Choi Sum (Brassica parachinensis) is a member of the Mustard family is also referred to as a flowering pak choy or choy sum. Its green leaves are juicy and tender. If allowed to mature and bolt, yellow flowers will shoot and the plant becomes sweeter and more succulent. The whole plant is edible.
Choi Sum is one of the most popular vegetables among the Chinese and is probably the most popular vegetable in Hong Kong. It is now also widely used in the western world.
The flowering shoots and younger leaves of Choi Sum are used in salads or stir-fried, lightly boiled or steamed and added to meat.

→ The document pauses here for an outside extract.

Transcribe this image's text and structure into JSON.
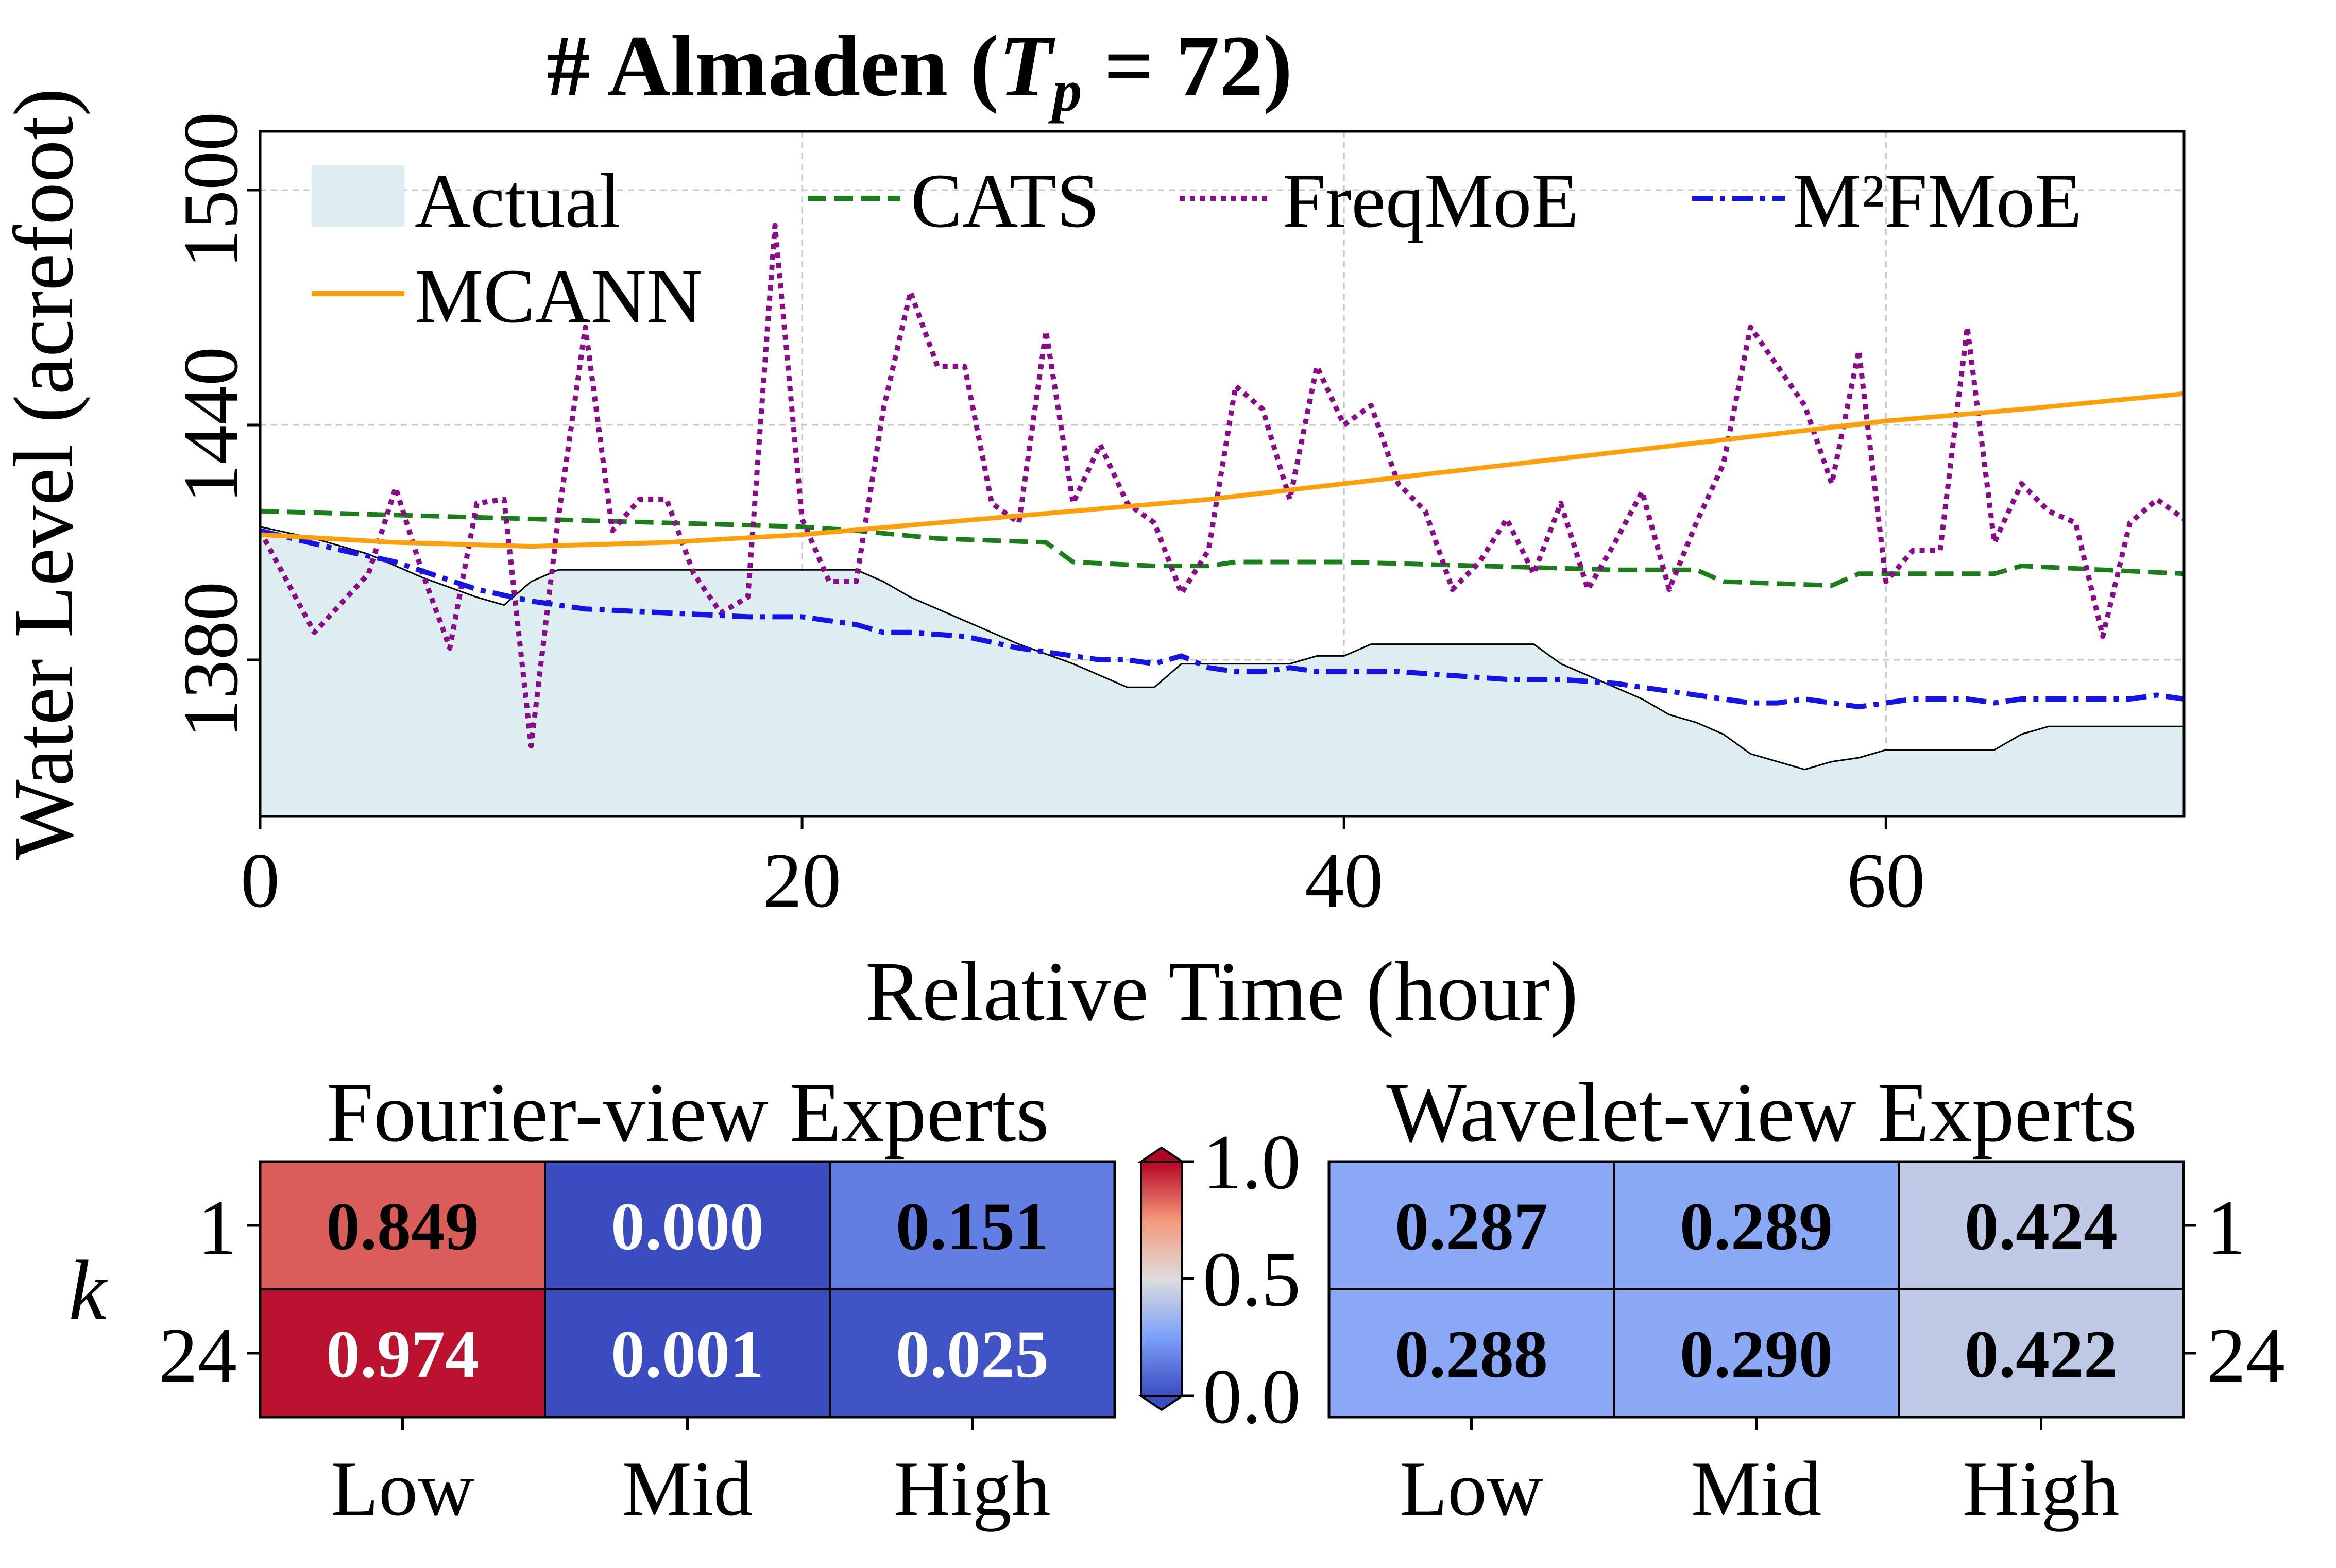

Choi Sum is rich in carotene (pro-vitamin A), calcium and dietary fibre, it also provides potassium and folic acid.
The flavour itself can be described as midway between cabbage and spinach. Choi Sum tends to be blander and closer in taste to cabbage in younger leaves, and develops a little 'kick' in its older leaves. It is reputedly very nutritious, and in particular, is said to be rich in calcium.
Tsoi sum and cai xin (Chinese), cai ngot (Vietnamese), pakauyai or pakaukeo (Thai), saishin (Japanese), Chinese soup green, white flowering cabbage, mosk pak choy (English), Yau Choy, Yu Cai (Yeou Tsai), Chinese flowering cabbage oil greens, Yu Toy, and False Pak Choi.
Whole young leaves and stems, parts of larger leaves, and flowering shoots can be used in making salads. Choi Sum can be lightly boil, steam, stir-fry, combined with other greens and used in soups.
Cut off any woody portions of the stems and then slice the remaining stems and leaves into bite size pieces. Avoid steaming unless you prefer a very bitter taste. Lemon juice, garlic and red pepper flakes are great additions.
When storing Choi Sum cut off the thick stems below the twist tie. Then remove the twist tie from the stems to extend storage life. The tight ties can cause the stems to break down. Line a plastic bag with a paper towel to absorb excess moisture. Although best eaten when fresh, Choi Sum can be stored in the refrigerator for 5-7 days.
Popular dishes: Chilli beef and Choi Sum, Sichuan beef with Choi Sum, Choi Sum and lamb with vegetable chunks, Hokkien noodles with fired tofu, choi sum and prawns and Stir-fried cauliflower, choi sum, and beans (pad pak ruam).